Breakfast is booming at US restaurants. Is it also contributing to high egg prices?

It's a chicken-and-egg problem: Restaurants are struggling with record-high U.S. egg prices, but their omelets, scrambles and huevos rancheros may be part of the problem.

Breakfast is booming at U.S. eateries. First Watch, a restaurant chain that serves breakfast, brunch and lunch, nearly quadrupled its locations over the past decade to 570. Eggs Up Grill has 90 restaurants in nine southern states, up from 26 in 2018. Florida-based Another Broken Egg Café celebrated its 100th restaurant last year.

Fast-food chains are also adding more breakfast items. Starbucks, which launched egg bites in 2017, now has a breakfast menu with 12 separate items containing eggs. Wendy’s reintroduced breakfast in 2020 and offers 10 items with eggs.

Reviews website Yelp said 6,421 breakfast and brunch businesses opened in the United States last year, 23% more than in 2019.

In normal times, producers could meet the demand for all those eggs. But an ongoing bird flu outbreak, which so far has forced farms to slaughter more than 145 million chickens, turkeys and other birds, is making supplies scarcer and pushing up prices. In January, the average price of eggs in the U.S. hit a record $4.95 per dozen.

The percentage of eggs that go to U.S. restaurants versus other places, like grocery stores or food manufacturers, is not publicly available. U.S. Foods, a restaurant supplier, and Cal-Maine Foods, the largest U.S. producer of shell eggs, did not respond to The Associated Press' requests for comment.

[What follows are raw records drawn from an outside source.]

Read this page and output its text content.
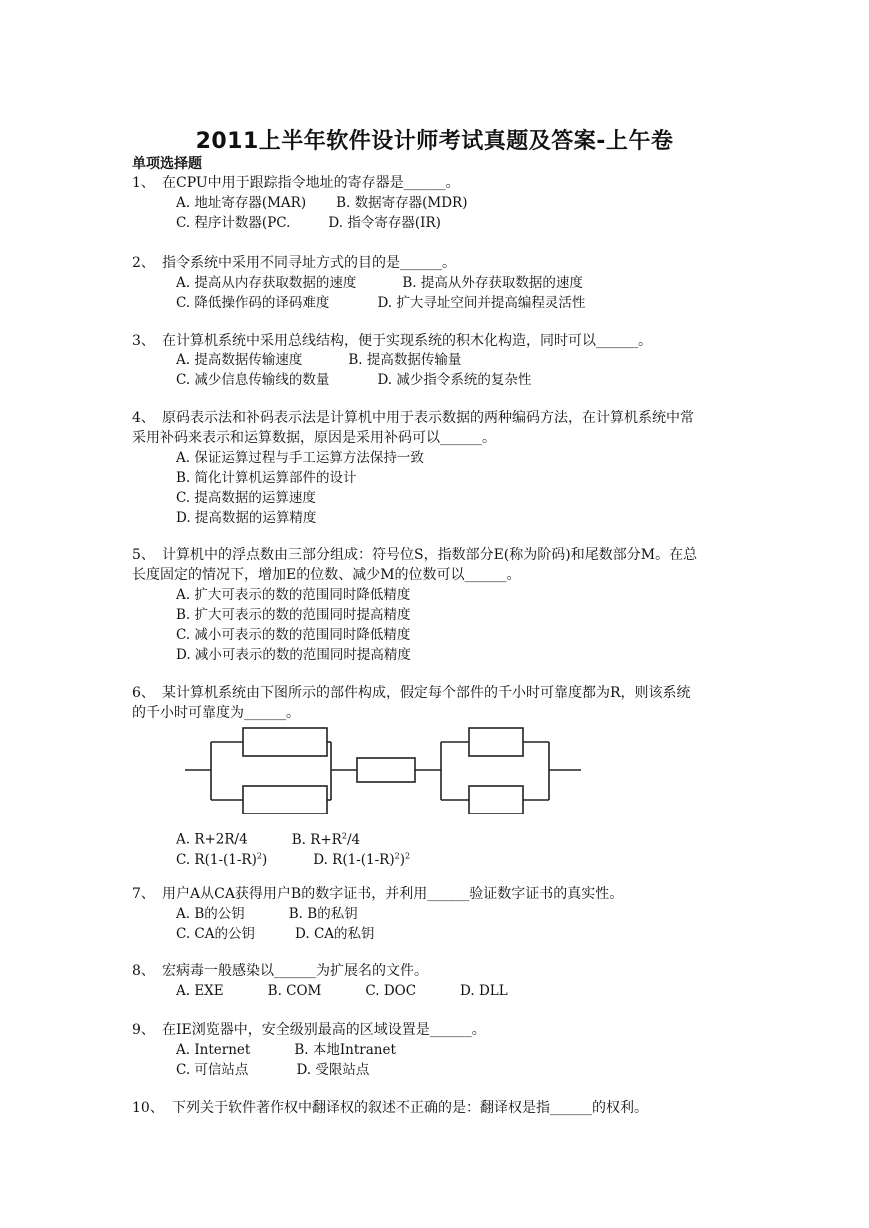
2011上半年软件设计师考试真题及答案-上午卷
单项选择题
1、 在CPU中用于跟踪指令地址的寄存器是______。
A. 地址寄存器(MAR) B. 数据寄存器(MDR)
C. 程序计数器(PC.	D. 指令寄存器(IR)
2、 指令系统中采用不同寻址方式的目的是______。
A. 提高从内存获取数据的速度	B. 提高从外存获取数据的速度
C. 降低操作码的译码难度	D. 扩大寻址空间并提高编程灵活性
3、 在计算机系统中采用总线结构，便于实现系统的积木化构造，同时可以______。
A. 提高数据传输速度	B. 提高数据传输量
C. 减少信息传输线的数量	D. 减少指令系统的复杂性
4、 原码表示法和补码表示法是计算机中用于表示数据的两种编码方法，在计算机系统中常
采用补码来表示和运算数据，原因是采用补码可以______。
A. 保证运算过程与手工运算方法保持一致
B. 简化计算机运算部件的设计
C. 提高数据的运算速度
D. 提高数据的运算精度
5、 计算机中的浮点数由三部分组成：符号位S，指数部分E(称为阶码)和尾数部分M。在总
长度固定的情况下，增加E的位数、减少M的位数可以______。
A. 扩大可表示的数的范围同时降低精度
B. 扩大可表示的数的范围同时提高精度
C. 减小可表示的数的范围同时降低精度
D. 减小可表示的数的范围同时提高精度
6、 某计算机系统由下图所示的部件构成，假定每个部件的千小时可靠度都为R，则该系统
的千小时可靠度为______。
A. R+2R/4	B. $R+R^2/4$
C. $R(1-(1-R)^2)$	D. $R(1-(1-R)^2)^2$
7、 用户A从CA获得用户B的数字证书，并利用______验证数字证书的真实性。
A. B的公钥	B. B的私钥
C. CA的公钥	D. CA的私钥
8、 宏病毒一般感染以______为扩展名的文件。
A. EXE	B. COM	C. DOC	D. DLL
9、 在IE浏览器中，安全级别最高的区域设置是______。
A. Internet	B. 本地Intranet
C. 可信站点	D. 受限站点
10、 下列关于软件著作权中翻译权的叙述不正确的是：翻译权是指______的权利。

But demand from restaurants is almost certainly growing. Foot traffic at U.S. restaurants has grown the most since 2019 for morning meals, 2019, according to market research firm Circana. Pre-lunchtime hours accounted for 21% of total restaurant visits in 2024.

Breakfast sandwiches are the most popular order during morning visits, Circana said, and 70% of the breakfast sandwiches on U.S. menus include eggs.

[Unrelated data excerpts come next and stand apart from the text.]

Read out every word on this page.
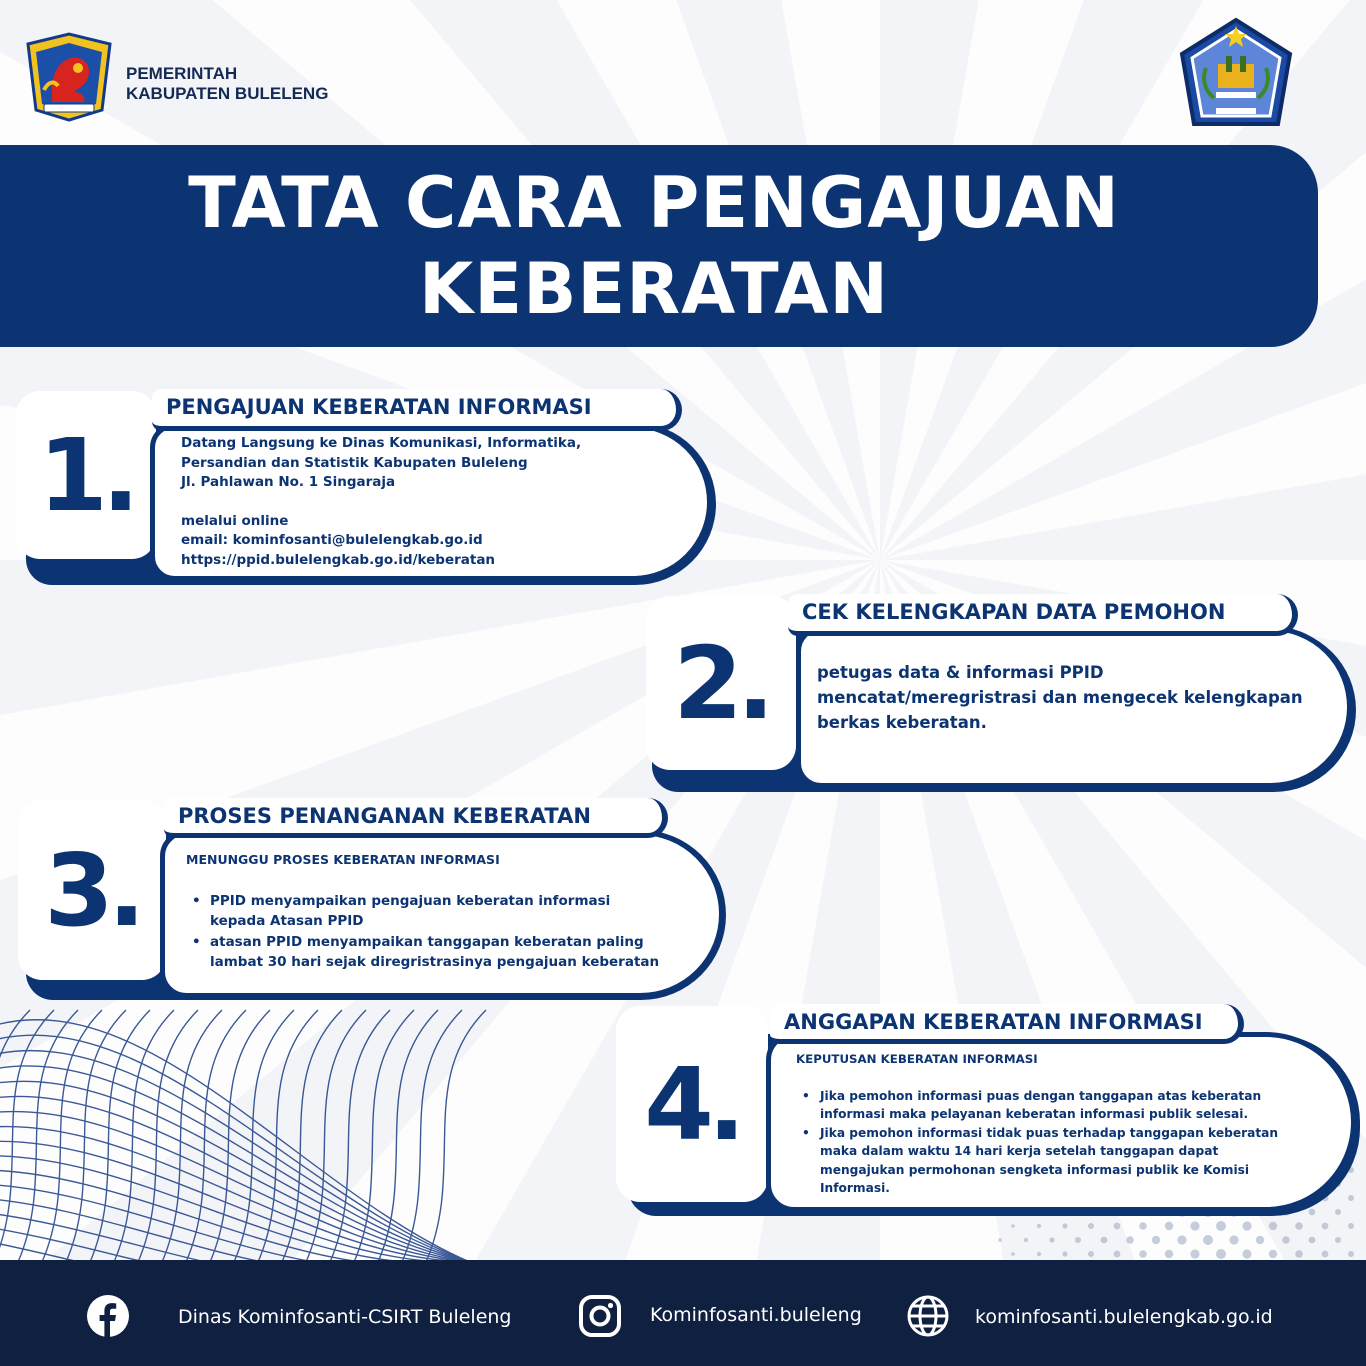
PEMERINTAH
KABUPATEN BULELENG
TATA CARA PENGAJUAN
KEBERATAN
1.
PENGAJUAN KEBERATAN INFORMASI
Datang Langsung ke Dinas Komunikasi, Informatika,
Persandian dan Statistik Kabupaten Buleleng
Jl. Pahlawan No. 1 Singaraja
melalui online
email: kominfosanti@bulelengkab.go.id
https://ppid.bulelengkab.go.id/keberatan
2.
CEK KELENGKAPAN DATA PEMOHON
petugas data & informasi PPID
mencatat/meregristrasi dan mengecek kelengkapan
berkas keberatan.
3.
PROSES PENANGANAN KEBERATAN
MENUNGGU PROSES KEBERATAN INFORMASI
• PPID menyampaikan pengajuan keberatan informasi
kepada Atasan PPID
• atasan PPID menyampaikan tanggapan keberatan paling
lambat 30 hari sejak diregristrasinya pengajuan keberatan
4.
ANGGAPAN KEBERATAN INFORMASI
KEPUTUSAN KEBERATAN INFORMASI
• Jika pemohon informasi puas dengan tanggapan atas keberatan
informasi maka pelayanan keberatan informasi publik selesai.
• Jika pemohon informasi tidak puas terhadap tanggapan keberatan
maka dalam waktu 14 hari kerja setelah tanggapan dapat
mengajukan permohonan sengketa informasi publik ke Komisi
Informasi.
Dinas Kominfosanti-CSIRT Buleleng	Kominfosanti.buleleng	kominfosanti.bulelengkab.go.id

Eggs Up Grill CEO Ricky Richardson said breakfast restaurants took off after the COVID pandemic because people longed for comfort and connection. As inflation made food more expensive, customers saw breakfast and lunch as more affordable options for eating out, he said.

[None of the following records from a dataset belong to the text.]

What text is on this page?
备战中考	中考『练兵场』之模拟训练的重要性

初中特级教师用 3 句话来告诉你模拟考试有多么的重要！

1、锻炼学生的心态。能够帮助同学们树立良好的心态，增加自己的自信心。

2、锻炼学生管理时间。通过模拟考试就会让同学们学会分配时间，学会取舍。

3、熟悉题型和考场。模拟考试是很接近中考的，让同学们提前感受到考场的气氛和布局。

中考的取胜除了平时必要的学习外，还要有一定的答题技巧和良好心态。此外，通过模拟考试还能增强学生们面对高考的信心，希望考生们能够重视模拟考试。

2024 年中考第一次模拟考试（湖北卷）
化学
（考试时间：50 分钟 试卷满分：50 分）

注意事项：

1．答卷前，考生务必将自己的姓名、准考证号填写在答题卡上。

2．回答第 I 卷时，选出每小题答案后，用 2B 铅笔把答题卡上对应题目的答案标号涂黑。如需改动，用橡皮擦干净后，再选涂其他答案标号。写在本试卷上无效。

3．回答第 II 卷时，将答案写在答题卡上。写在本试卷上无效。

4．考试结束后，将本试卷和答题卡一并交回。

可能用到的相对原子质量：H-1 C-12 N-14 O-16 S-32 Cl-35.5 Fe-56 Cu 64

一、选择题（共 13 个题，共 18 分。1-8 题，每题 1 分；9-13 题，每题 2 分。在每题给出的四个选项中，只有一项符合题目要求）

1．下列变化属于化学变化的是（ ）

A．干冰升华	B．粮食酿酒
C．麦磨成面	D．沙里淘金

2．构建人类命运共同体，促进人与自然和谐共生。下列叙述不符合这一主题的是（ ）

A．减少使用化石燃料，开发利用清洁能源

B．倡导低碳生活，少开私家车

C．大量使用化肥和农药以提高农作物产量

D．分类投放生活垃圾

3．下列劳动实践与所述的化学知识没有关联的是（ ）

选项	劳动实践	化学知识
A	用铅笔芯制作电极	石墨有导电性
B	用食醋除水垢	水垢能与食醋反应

The growth in restaurant demand reverses a pattern that emerged during the pandemic, when consumers tried to stock up on eggs for home use but restaurants needed fewer of them, according to Brian Earnest, a lead economist for animal proteins at CoBank.

Changing preferences since then have caused further market strain. Americans are increasingly looking for protein with few added ingredients, and eggs fit that bill.